Martijn Pieters over 10 years

As my_list1 should test True, the test should almost certainly be >= 30, not > 30.
Martijn Pieters over 10 years

As my_list1 should test True, the test should almost certainly be >= 30, not > 30.
Simeon Visser over 10 years

@MartijnPieters thanks, now updated. Question mentions above 30 but >= 30 seems intended.
Martijn Pieters over 10 years

I know, that's why I made that explicit. :-)
Hyperboreus over 10 years

Well, when OP's question text contradicts itself, who am I to judge which is the correct limit.
Hyperboreus over 10 years

What is the advantage of using all_30_or_up over all? Shouldn't all also stop consuming the iterator as soon as a negative has been found? Would be quite dumb otherwise, wouldn't it?
Hyperboreus over 10 years

The disadvantage of this solution is, that each item of list must be touched.
Martijn Pieters over 10 years

@Hyperboreus: both stop as soon as a negative has been found.

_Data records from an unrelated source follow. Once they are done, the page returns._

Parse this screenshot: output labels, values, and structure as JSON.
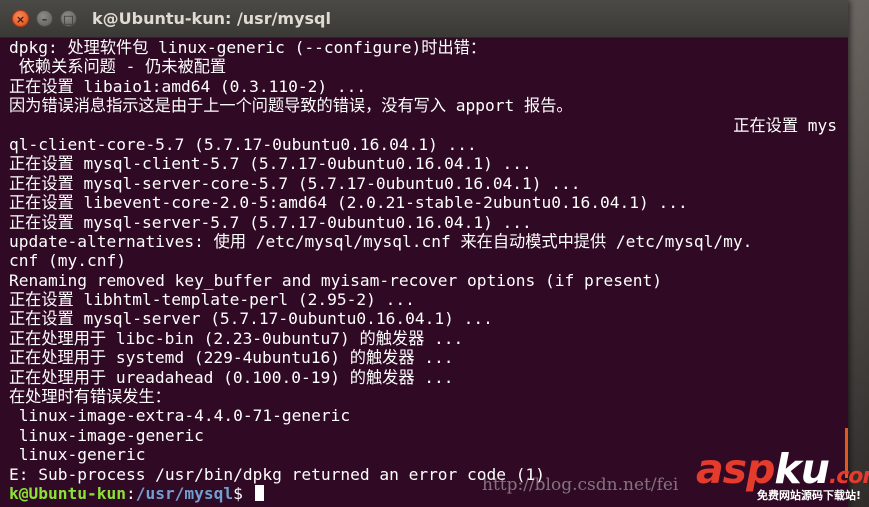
{
  "window": {
    "title": "k@Ubuntu-kun: /usr/mysql",
    "close_glyph": "×",
    "minimize_glyph": "–",
    "maximize_glyph": "□"
  },
  "terminal": {
    "lines": [
      "dpkg: 处理软件包 linux-generic (--configure)时出错：",
      " 依赖关系问题 - 仍未被配置",
      "正在设置 libaio1:amd64 (0.3.110-2) ...",
      "因为错误消息指示这是由于上一个问题导致的错误，没有写入 apport 报告。",
      "正在设置 mys",
      "ql-client-core-5.7 (5.7.17-0ubuntu0.16.04.1) ...",
      "正在设置 mysql-client-5.7 (5.7.17-0ubuntu0.16.04.1) ...",
      "正在设置 mysql-server-core-5.7 (5.7.17-0ubuntu0.16.04.1) ...",
      "正在设置 libevent-core-2.0-5:amd64 (2.0.21-stable-2ubuntu0.16.04.1) ...",
      "正在设置 mysql-server-5.7 (5.7.17-0ubuntu0.16.04.1) ...",
      "update-alternatives: 使用 /etc/mysql/mysql.cnf 来在自动模式中提供 /etc/mysql/my.",
      "cnf (my.cnf)",
      "Renaming removed key_buffer and myisam-recover options (if present)",
      "正在设置 libhtml-template-perl (2.95-2) ...",
      "正在设置 mysql-server (5.7.17-0ubuntu0.16.04.1) ...",
      "正在处理用于 libc-bin (2.23-0ubuntu7) 的触发器 ...",
      "正在处理用于 systemd (229-4ubuntu16) 的触发器 ...",
      "正在处理用于 ureadahead (0.100.0-19) 的触发器 ...",
      "在处理时有错误发生：",
      " linux-image-extra-4.4.0-71-generic",
      " linux-image-generic",
      " linux-generic",
      "E: Sub-process /usr/bin/dpkg returned an error code (1)"
    ],
    "prompt": {
      "user_host": "k@Ubuntu-kun",
      "separator": ":",
      "path": "/usr/mysql",
      "symbol": "$ "
    }
  },
  "watermark": {
    "url": "http://blog.csdn.net/fei",
    "logo_main": "asp",
    "logo_accent": "ku",
    "logo_suffix": ".com",
    "logo_tagline": "免费网站源码下载站!"
  },
  "colors": {
    "terminal_bg": "#300a24",
    "prompt_user": "#8ae234",
    "prompt_path": "#729fcf",
    "close_button": "#df4a16"
  }
}
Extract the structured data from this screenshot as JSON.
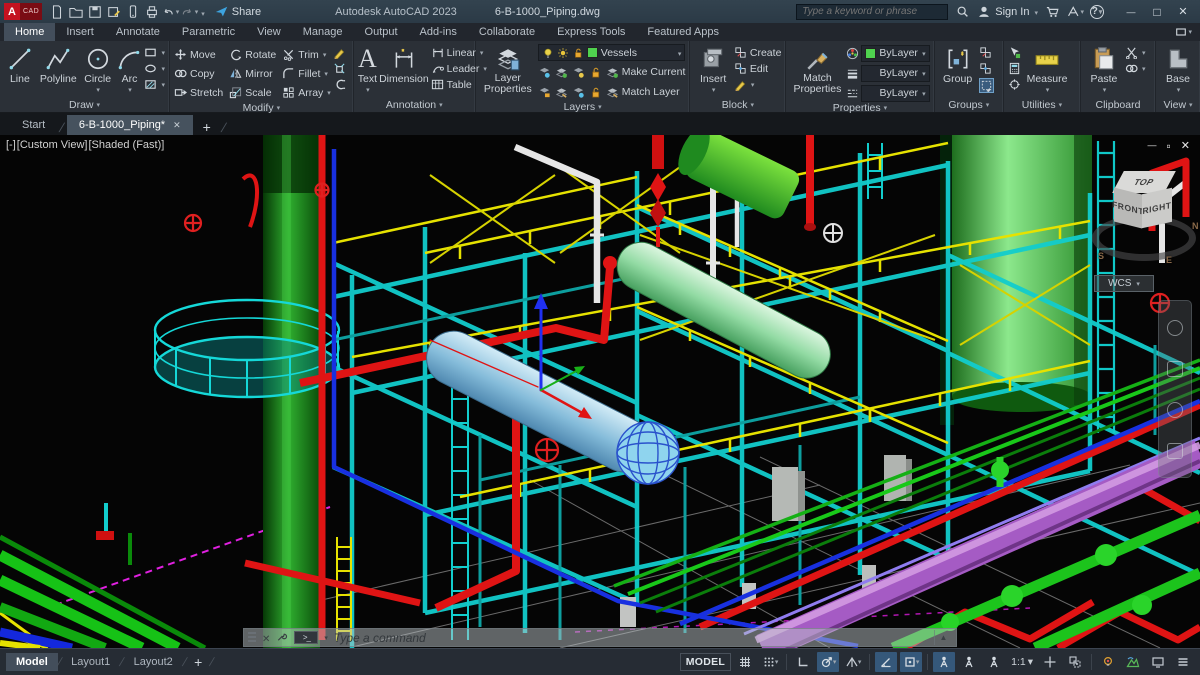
{
  "title_bar": {
    "logo_a": "A",
    "logo_cad": "CAD",
    "product": "Autodesk AutoCAD 2023",
    "document": "6-B-1000_Piping.dwg",
    "share": "Share",
    "search_placeholder": "Type a keyword or phrase",
    "sign_in": "Sign In"
  },
  "ribbon_tabs": [
    {
      "label": "Home",
      "active": true
    },
    {
      "label": "Insert"
    },
    {
      "label": "Annotate"
    },
    {
      "label": "Parametric"
    },
    {
      "label": "View"
    },
    {
      "label": "Manage"
    },
    {
      "label": "Output"
    },
    {
      "label": "Add-ins"
    },
    {
      "label": "Collaborate"
    },
    {
      "label": "Express Tools"
    },
    {
      "label": "Featured Apps"
    }
  ],
  "panels": {
    "draw": {
      "caption": "Draw",
      "line": "Line",
      "polyline": "Polyline",
      "circle": "Circle",
      "arc": "Arc"
    },
    "modify": {
      "caption": "Modify",
      "move": "Move",
      "copy": "Copy",
      "stretch": "Stretch",
      "rotate": "Rotate",
      "mirror": "Mirror",
      "scale": "Scale",
      "trim": "Trim",
      "fillet": "Fillet",
      "array": "Array"
    },
    "annotation": {
      "caption": "Annotation",
      "text": "Text",
      "text_glyph": "A",
      "dimension": "Dimension",
      "linear": "Linear",
      "leader": "Leader",
      "table": "Table"
    },
    "layers": {
      "caption": "Layers",
      "layer_properties": "Layer Properties",
      "current_layer": "Vessels",
      "make_current": "Make Current",
      "match_layer": "Match Layer"
    },
    "block": {
      "caption": "Block",
      "insert": "Insert",
      "create": "Create",
      "edit": "Edit"
    },
    "properties": {
      "caption": "Properties",
      "match_properties": "Match Properties",
      "color": "ByLayer",
      "lineweight": "ByLayer",
      "linetype": "ByLayer"
    },
    "groups": {
      "caption": "Groups",
      "group": "Group"
    },
    "utilities": {
      "caption": "Utilities",
      "measure": "Measure"
    },
    "clipboard": {
      "caption": "Clipboard",
      "paste": "Paste"
    },
    "view": {
      "caption": "View",
      "base": "Base"
    }
  },
  "file_tabs": {
    "start": "Start",
    "drawing": "6-B-1000_Piping*"
  },
  "viewport": {
    "controls_minus": "[-]",
    "controls_view": "[Custom View]",
    "controls_shade": "[Shaded (Fast)]",
    "command_placeholder": "Type a command",
    "viewcube": {
      "top": "TOP",
      "front": "FRONT",
      "right": "RIGHT",
      "wcs": "WCS",
      "north": "N",
      "east": "E",
      "south": "S"
    }
  },
  "status_bar": {
    "model_tab": "Model",
    "layout1": "Layout1",
    "layout2": "Layout2",
    "model_badge": "MODEL",
    "scale": "1:1"
  },
  "colors": {
    "toggle_active": "#35587a",
    "layer_swatch": "#4fd24f",
    "steel_cyan": "#12d0d0",
    "rail_yellow": "#e6e200",
    "pipe_red": "#df1414",
    "pipe_purple": "#a55bc4",
    "vessel_blue": "#85bcda",
    "vessel_green": "#93dba4",
    "column_green": "#2fae2f"
  }
}
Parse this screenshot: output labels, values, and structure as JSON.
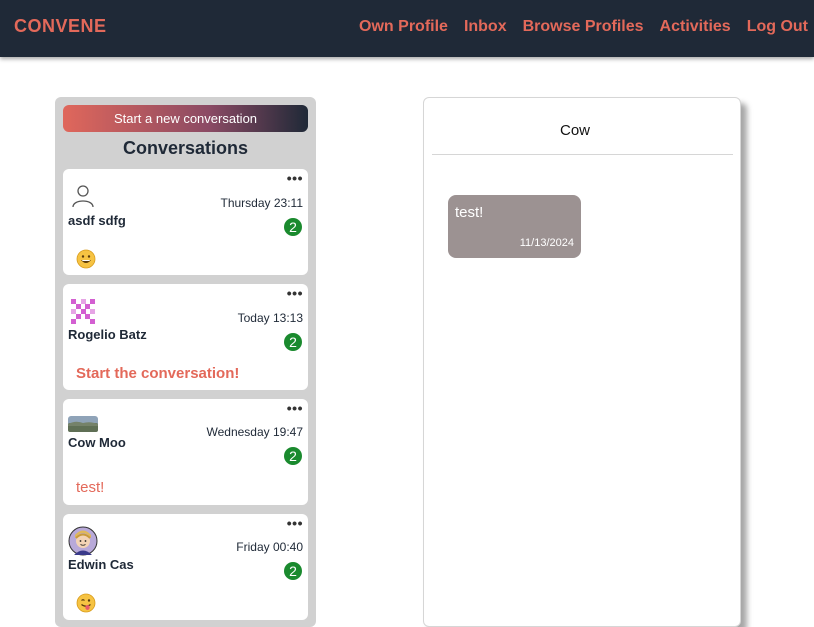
{
  "nav": {
    "brand": "CONVENE",
    "links": [
      "Own Profile",
      "Inbox",
      "Browse Profiles",
      "Activities",
      "Log Out"
    ]
  },
  "sidebar": {
    "new_button": "Start a new conversation",
    "title": "Conversations",
    "menu_glyph": "•••",
    "conversations": [
      {
        "name": "asdf sdfg",
        "time": "Thursday 23:11",
        "unread": "2",
        "preview": "",
        "preview_icon": "grinning-emoji-icon",
        "avatar_icon": "default-user-icon"
      },
      {
        "name": "Rogelio Batz",
        "time": "Today 13:13",
        "unread": "2",
        "preview": "Start the conversation!",
        "avatar_icon": "pixel-pattern-avatar"
      },
      {
        "name": "Cow Moo",
        "time": "Wednesday 19:47",
        "unread": "2",
        "preview": "test!",
        "avatar_icon": "landscape-photo-avatar"
      },
      {
        "name": "Edwin Cas",
        "time": "Friday 00:40",
        "unread": "2",
        "preview": "",
        "preview_icon": "winking-tongue-emoji-icon",
        "avatar_icon": "cartoon-person-avatar"
      }
    ]
  },
  "chat": {
    "title": "Cow",
    "messages": [
      {
        "text": "test!",
        "date": "11/13/2024"
      }
    ]
  },
  "colors": {
    "navbar_bg": "#1f2937",
    "accent": "#e3695a",
    "badge": "#1a8a2e",
    "sidebar_bg": "#d1d1d1",
    "bubble_bg": "#9c9292"
  }
}
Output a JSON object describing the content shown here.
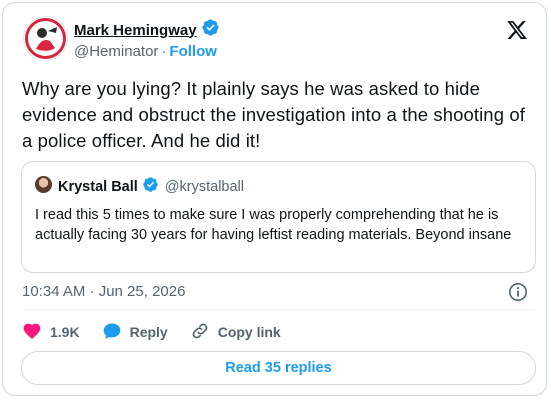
{
  "author": {
    "name": "Mark Hemingway",
    "handle": "@Heminator",
    "separator": "·",
    "follow_label": "Follow"
  },
  "tweet": {
    "text": "Why are you lying? It plainly says he was asked to hide evidence and obstruct the investigation into a the shooting of a police officer. And he did it!",
    "timestamp": "10:34 AM · Jun 25, 2026"
  },
  "quoted": {
    "name": "Krystal Ball",
    "handle": "@krystalball",
    "text": "I read this 5 times to make sure I was properly comprehending that he is actually facing 30 years for having leftist reading materials.  Beyond insane"
  },
  "actions": {
    "likes": "1.9K",
    "reply_label": "Reply",
    "copy_label": "Copy link"
  },
  "read_replies_label": "Read 35 replies",
  "icons": {
    "verified": "verified-badge-icon",
    "logo": "x-logo-icon",
    "info": "info-icon",
    "like": "heart-icon",
    "reply": "reply-bubble-icon",
    "copy": "link-icon"
  },
  "colors": {
    "accent": "#1d9bf0",
    "like": "#f91880",
    "text": "#0f1419",
    "muted": "#536471",
    "border": "#cfd9de"
  }
}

I wanted to give the OP a different way of looking at the problem, giving them a function to replace the one they were writing.
Peter DeGlopper over 10 years

I did a little profiling on this. all shortcircuits, so it's much faster if the list does not qualify. But if the list is all 30+, min can be faster. I tested with two 1000-element lists of random integers, one filled with random.randint(0, 100) (failing) and one filled with random.randint(30, 100). Using min took slightly less than half the time on the 30-100 list. But all took about 2% of the time that min did on the 0-100 list, so it probably wins unless failing lists are very rare.
Peter DeGlopper over 10 years

As it turned out, the first element of my 0-100 list was below 30, so my test was kind of degenerate. Forcing the first sub-30 element to be halfway through the list, min comes out a bit faster - 0.25s for 10000 repetitions rather than 0.32s for all. So which is faster depends on the nature of the data, as you'd expect.
zelusp over 7 years

@MartijnPieters, Mucho <3